Using high-level APIs,
we can directly instantiate an `LSTM` model.
This encapsulates all the configuration details that we made explicit above. The code is significantly faster as it uses compiled operators rather than Java for many details that we spelled out in detail before.


In [None]:
    val lstmLayer = LSTM.builder()
        .setNumLayers(1)
        .setStateSize(numHiddens)
        .optReturnState(true)
        .optBatchFirst(false)
        .build()
    val modelConcise = RNNModel(lstmLayer, vocab.length())
    trainCh8(modelConcise, dataset, vocab, lr, numEpochs, device, false, manager)

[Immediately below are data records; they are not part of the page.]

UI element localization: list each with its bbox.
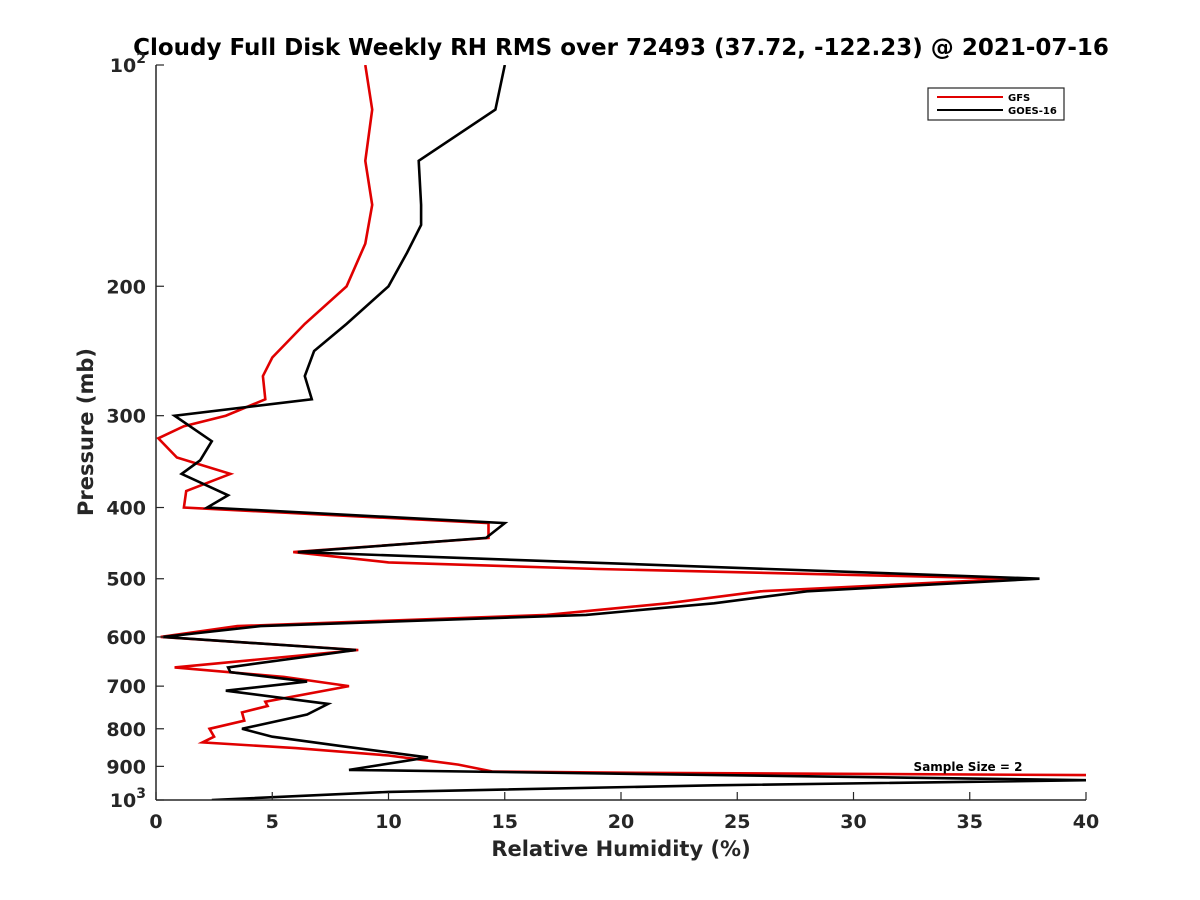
y-tick-label: 900 xyxy=(106,756,146,778)
legend-label-goes16: GOES-16 xyxy=(1008,106,1057,117)
y-tick-label: 400 xyxy=(106,498,146,520)
chart-title: Cloudy Full Disk Weekly RH RMS over 7249… xyxy=(133,35,1109,61)
sample-size-annotation: Sample Size = 2 xyxy=(914,760,1023,774)
x-tick-label: 15 xyxy=(492,811,518,833)
legend: GFS GOES-16 xyxy=(927,87,1065,121)
x-tick-label: 5 xyxy=(266,811,279,833)
x-tick-label: 40 xyxy=(1073,811,1099,833)
y-tick-label: 300 xyxy=(106,406,146,428)
x-tick-label: 0 xyxy=(149,811,162,833)
legend-box xyxy=(927,87,1065,121)
y-tick-label: 200 xyxy=(106,276,146,298)
x-ticks: 0 5 10 15 20 25 30 35 40 xyxy=(149,792,1099,833)
x-tick-label: 30 xyxy=(840,811,866,833)
y-ticks: 102 200 300 400 500 600 700 800 900 103 xyxy=(106,51,164,812)
legend-label-gfs: GFS xyxy=(1008,93,1030,104)
series-line-goes16 xyxy=(162,65,1086,800)
series-layer xyxy=(156,65,1086,800)
y-tick-label: 700 xyxy=(106,676,146,698)
x-tick-label: 35 xyxy=(957,811,983,833)
y-tick-label: 800 xyxy=(106,719,146,741)
y-tick-label: 103 xyxy=(110,786,146,812)
x-tick-label: 20 xyxy=(608,811,634,833)
y-tick-label: 102 xyxy=(110,51,146,77)
y-tick-label: 600 xyxy=(106,627,146,649)
x-axis-label: Relative Humidity (%) xyxy=(491,837,750,861)
y-tick-label: 500 xyxy=(106,569,146,591)
x-tick-label: 25 xyxy=(724,811,750,833)
y-axis-label: Pressure (mb) xyxy=(74,348,98,516)
x-tick-label: 10 xyxy=(375,811,401,833)
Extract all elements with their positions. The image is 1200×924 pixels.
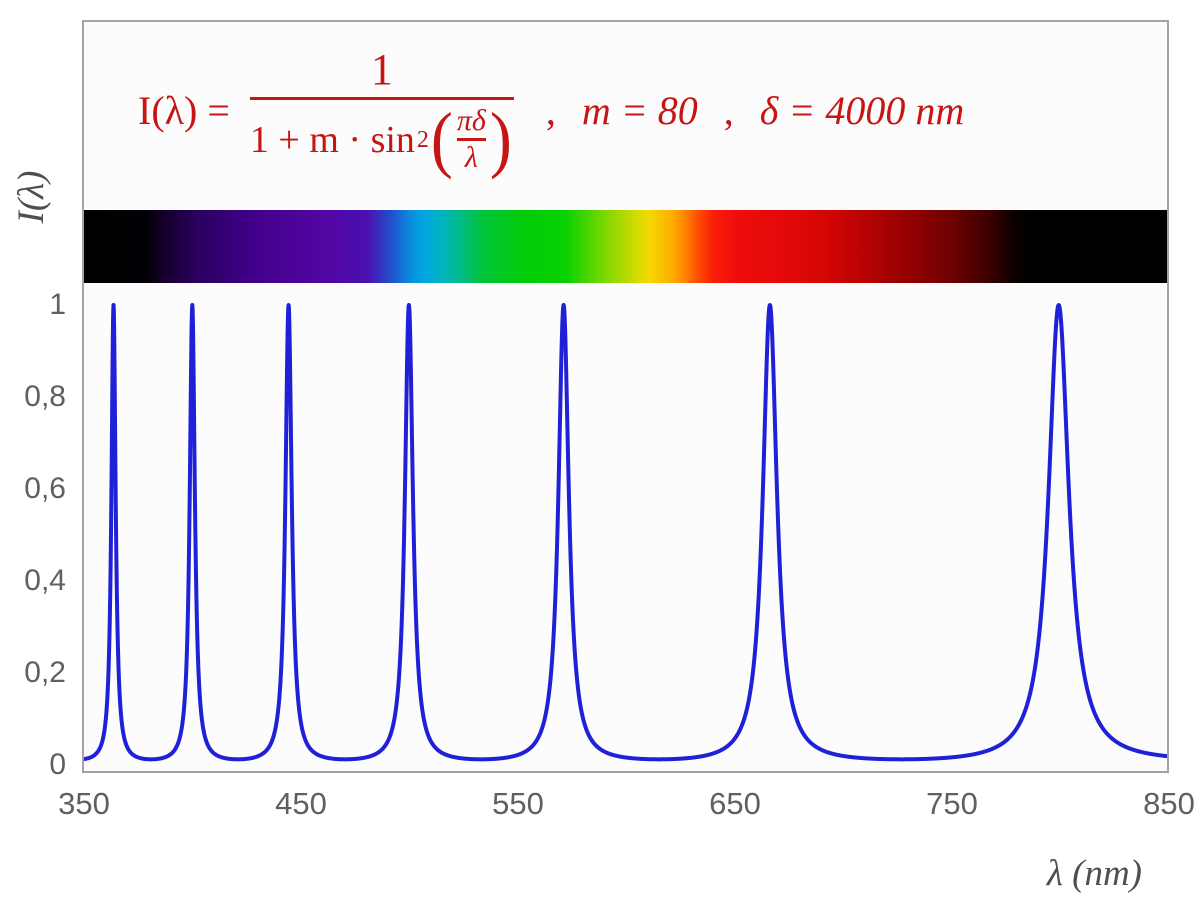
x-tick-850: 850 (1143, 786, 1195, 821)
fraction-numerator: 1 (370, 45, 393, 95)
fraction-bar (249, 97, 514, 101)
x-tick-750: 750 (926, 786, 978, 821)
y-tick-0_8: 0,8 (24, 380, 66, 413)
y-tick-0_4: 0,4 (24, 564, 66, 597)
delta-parameter: δ = 4000 nm (759, 87, 965, 133)
fraction-denominator: 1 + m · sin 2 ( πδ λ ) (249, 98, 512, 181)
x-tick-650: 650 (709, 786, 761, 821)
visible-spectrum-bar (84, 210, 1167, 283)
x-tick-350: 350 (58, 786, 110, 821)
y-tick-0_6: 0,6 (24, 472, 66, 505)
open-paren: ( (430, 98, 453, 181)
x-tick-550: 550 (492, 786, 544, 821)
inner-fraction-bar (456, 138, 486, 141)
formula-lhs: I(λ) (138, 87, 198, 133)
y-tick-1: 1 (49, 288, 66, 321)
formula-fraction: 1 1 + m · sin 2 ( πδ λ ) (249, 45, 514, 181)
x-axis-title: λ (nm) (1046, 853, 1142, 894)
plot-frame: I(λ) = 1 1 + m · sin 2 ( πδ λ ) , m = 80 (82, 20, 1169, 773)
formula-comma-1: , (545, 87, 556, 133)
denominator-text: 1 + m · sin (249, 118, 415, 161)
y-axis-title: I(λ) (11, 170, 52, 224)
inner-fraction: πδ λ (456, 104, 486, 174)
inner-numerator: πδ (456, 104, 486, 138)
airy-curve (84, 303, 1167, 762)
x-tick-450: 450 (275, 786, 327, 821)
formula-equals: = (207, 87, 230, 133)
close-paren: ) (489, 98, 512, 181)
intensity-formula: I(λ) = 1 1 + m · sin 2 ( πδ λ ) , m = 80 (84, 30, 1167, 190)
inner-denominator: λ (464, 140, 478, 174)
m-parameter: m = 80 (581, 87, 698, 133)
y-tick-0_2: 0,2 (24, 656, 66, 689)
formula-comma-2: , (723, 87, 734, 133)
y-tick-0: 0 (49, 748, 66, 781)
curve-svg (84, 303, 1167, 762)
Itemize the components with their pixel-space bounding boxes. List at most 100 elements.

LSTMs are the prototypical latent variable autoregressive model with nontrivial state control.
Many variants thereof have been proposed over the years, e.g., multiple layers, residual connections, different types of regularization. However, training LSTMs and other sequence models (such as GRUs) are quite costly due to the long range dependency of the sequence.
Later we will encounter alternative models such as Transformers that can be used in some cases.


## Summary

* LSTMs have three types of gates: input gates, forget gates, and output gates that control the flow of information.
* The hidden layer output of LSTM includes the hidden state and the memory cell. Only the hidden state is passed into the output layer. The memory cell is entirely internal.
* LSTMs can alleviate vanishing and exploding gradients.


## Exercises

1. Adjust the hyperparameters and analyze the their influence on running time, perplexity, and the output sequence.
1. How would you need to change the model to generate proper words as opposed to sequences of characters?
1. Compare the computational cost for GRUs, LSTMs, and regular RNNs for a given hidden dimension. Pay special attention to the training and inference cost.
1. Since the candidate memory cell ensures that the value range is between $-1$ and $1$ by  using the $\tanh$ function, why does the hidden state need to use the $\tanh$ function again to ensure that the output value range is between $-1$ and $1$?
1. Implement an LSTM model for time series prediction rather than character sequence prediction.